• "türkiye'nin erasmusu bitti. türkiye bir üniversite 3 öğrencisiydi. şimdi ise türkiye gerçek dünyayla tanıştı. kyk borçlarını ödeme zamanı."

    e: tarkan'ı üzmemeliyiz. tüm olaylara bu gözle bakmalıyız
    o: tarkan'ın gözünden bir damla yaş akıtacak olayı yapanın anasını avradını sikeyim

    e: yürek de bir posta güvercini gibidir. dünyanın manyetik alanı değil, sevginin manyetik alanına göre gider.
    o: ben bu cümleyi latince olarak yazdırabilir miyim enseden kuyruk sokumuna kadar

    ozan akyol'un überfantastik anadolu âdeti
    -bizim köyde düğünden iki gün önce bir futbol sahası kiralanır. gelin kaleye geçirilir ve kafasının üstüne 1 kase pirinç koyulur. gözleri de bağlanan geline 2 tane ceza sahası içinden ve 3 tane ceza sahası dışından akışkan pozisyon yaratılır. gelin sadece damadın gollerini yemekle mükelleftir. gelin diğer golleri yerse o düğün geçersiz sayılır

    "bir dayı davulun üstüne yatıyor ve diğeri de onun üstünden atlıyor. evliliğin bir canlandırması gibi bir tragedya"

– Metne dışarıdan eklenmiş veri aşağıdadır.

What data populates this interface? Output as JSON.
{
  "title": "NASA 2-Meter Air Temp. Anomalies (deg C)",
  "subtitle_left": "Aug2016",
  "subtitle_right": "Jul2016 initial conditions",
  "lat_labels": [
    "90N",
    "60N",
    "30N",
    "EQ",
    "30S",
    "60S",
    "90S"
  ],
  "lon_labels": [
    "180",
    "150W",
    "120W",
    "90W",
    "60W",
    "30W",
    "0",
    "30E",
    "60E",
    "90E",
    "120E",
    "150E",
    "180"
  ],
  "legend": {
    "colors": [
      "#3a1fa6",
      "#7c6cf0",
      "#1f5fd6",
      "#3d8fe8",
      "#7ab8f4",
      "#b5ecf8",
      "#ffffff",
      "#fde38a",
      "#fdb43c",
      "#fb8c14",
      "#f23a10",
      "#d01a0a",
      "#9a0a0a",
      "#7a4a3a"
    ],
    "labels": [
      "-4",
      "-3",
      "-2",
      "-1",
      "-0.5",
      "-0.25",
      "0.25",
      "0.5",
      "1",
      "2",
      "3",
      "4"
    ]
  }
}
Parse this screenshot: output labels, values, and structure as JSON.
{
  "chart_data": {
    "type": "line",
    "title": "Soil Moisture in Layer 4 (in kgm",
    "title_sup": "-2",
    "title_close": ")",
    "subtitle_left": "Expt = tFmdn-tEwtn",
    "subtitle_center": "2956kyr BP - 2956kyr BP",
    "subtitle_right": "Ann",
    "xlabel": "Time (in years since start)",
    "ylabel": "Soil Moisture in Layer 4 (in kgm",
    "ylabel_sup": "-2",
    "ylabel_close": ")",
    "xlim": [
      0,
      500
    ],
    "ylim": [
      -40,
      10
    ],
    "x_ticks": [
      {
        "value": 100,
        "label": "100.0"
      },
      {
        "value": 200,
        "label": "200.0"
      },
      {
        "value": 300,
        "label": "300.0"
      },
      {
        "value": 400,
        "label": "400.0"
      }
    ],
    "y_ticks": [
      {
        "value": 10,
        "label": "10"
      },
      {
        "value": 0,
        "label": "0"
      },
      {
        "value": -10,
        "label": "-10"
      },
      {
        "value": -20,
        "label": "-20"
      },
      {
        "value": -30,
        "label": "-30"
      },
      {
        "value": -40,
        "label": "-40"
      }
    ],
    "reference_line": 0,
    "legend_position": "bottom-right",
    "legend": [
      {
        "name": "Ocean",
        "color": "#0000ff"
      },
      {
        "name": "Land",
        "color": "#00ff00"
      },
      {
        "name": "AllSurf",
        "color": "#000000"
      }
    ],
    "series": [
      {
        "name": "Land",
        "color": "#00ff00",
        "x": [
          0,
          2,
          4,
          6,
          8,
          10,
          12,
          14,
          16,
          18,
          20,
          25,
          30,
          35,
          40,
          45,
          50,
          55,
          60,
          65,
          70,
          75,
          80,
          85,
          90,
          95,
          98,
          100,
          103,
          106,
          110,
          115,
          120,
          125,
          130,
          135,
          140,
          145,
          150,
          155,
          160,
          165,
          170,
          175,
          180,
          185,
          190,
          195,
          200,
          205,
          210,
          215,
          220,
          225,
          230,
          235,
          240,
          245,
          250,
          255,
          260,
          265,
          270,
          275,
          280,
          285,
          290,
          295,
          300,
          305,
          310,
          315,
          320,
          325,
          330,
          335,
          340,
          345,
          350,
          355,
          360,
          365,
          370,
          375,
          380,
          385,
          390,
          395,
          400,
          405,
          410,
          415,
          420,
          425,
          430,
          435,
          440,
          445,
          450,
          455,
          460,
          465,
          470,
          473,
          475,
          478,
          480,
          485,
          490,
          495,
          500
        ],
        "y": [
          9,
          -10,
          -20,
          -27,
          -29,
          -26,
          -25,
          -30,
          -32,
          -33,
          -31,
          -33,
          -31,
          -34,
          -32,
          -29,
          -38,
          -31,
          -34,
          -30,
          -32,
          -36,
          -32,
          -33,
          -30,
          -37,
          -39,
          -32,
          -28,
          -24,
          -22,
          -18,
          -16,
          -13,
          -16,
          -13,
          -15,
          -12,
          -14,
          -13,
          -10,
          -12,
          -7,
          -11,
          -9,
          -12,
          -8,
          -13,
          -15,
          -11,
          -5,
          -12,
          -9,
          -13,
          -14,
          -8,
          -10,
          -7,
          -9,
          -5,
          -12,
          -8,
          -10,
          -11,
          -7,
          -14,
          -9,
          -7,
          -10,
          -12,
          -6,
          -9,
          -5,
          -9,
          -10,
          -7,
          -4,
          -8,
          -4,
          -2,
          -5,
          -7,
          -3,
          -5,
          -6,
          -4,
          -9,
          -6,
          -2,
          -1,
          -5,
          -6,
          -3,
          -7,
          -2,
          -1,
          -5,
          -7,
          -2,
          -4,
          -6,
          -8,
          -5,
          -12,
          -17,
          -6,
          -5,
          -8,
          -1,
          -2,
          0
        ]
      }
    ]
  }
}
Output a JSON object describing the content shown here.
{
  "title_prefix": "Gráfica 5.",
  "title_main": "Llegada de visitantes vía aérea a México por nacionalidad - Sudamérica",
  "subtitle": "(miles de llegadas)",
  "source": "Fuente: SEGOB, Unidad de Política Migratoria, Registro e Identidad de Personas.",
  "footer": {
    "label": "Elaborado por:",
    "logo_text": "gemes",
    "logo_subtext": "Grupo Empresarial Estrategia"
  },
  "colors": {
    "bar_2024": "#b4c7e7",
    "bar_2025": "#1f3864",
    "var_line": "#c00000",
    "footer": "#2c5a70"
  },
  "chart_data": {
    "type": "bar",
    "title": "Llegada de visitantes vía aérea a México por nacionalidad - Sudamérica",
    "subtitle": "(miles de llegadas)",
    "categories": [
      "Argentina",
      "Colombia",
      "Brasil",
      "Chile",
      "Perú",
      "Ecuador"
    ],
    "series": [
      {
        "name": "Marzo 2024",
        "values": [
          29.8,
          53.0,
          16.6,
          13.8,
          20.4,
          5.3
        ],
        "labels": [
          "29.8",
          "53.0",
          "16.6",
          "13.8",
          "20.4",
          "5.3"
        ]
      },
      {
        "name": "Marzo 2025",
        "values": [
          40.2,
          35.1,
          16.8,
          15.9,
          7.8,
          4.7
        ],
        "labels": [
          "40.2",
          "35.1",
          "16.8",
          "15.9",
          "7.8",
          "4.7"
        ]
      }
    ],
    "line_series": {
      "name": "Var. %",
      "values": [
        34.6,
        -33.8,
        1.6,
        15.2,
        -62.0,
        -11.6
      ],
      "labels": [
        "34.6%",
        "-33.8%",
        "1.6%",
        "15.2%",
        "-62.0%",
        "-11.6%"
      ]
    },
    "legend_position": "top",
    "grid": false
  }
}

    o: turşuyu bulduğun zaman turşuyu çok seviyorum diye çok yemeyeceksin yoksa rüyanda tatlı su çeşmelerini gezersin
    e: bilimle ilgili hayatımda duyduğum en güzel cümle

    "mustafa sarıgül'e göre insanlığın kökeni şişli, iyi bir saç ve bir takım elbisedir."

    edit: adedi -> âdeti
  • dertler serisinden sonra iyice bu adamları bedava izliyor olmaktan hicap duymaya başladım. tamam patreon var ama yine bedava izleniyor içerikler. birinden bir şey çalıyormuş gibi huzursuz oluyorum bu kadar iyi bir şeye para vermeyerek.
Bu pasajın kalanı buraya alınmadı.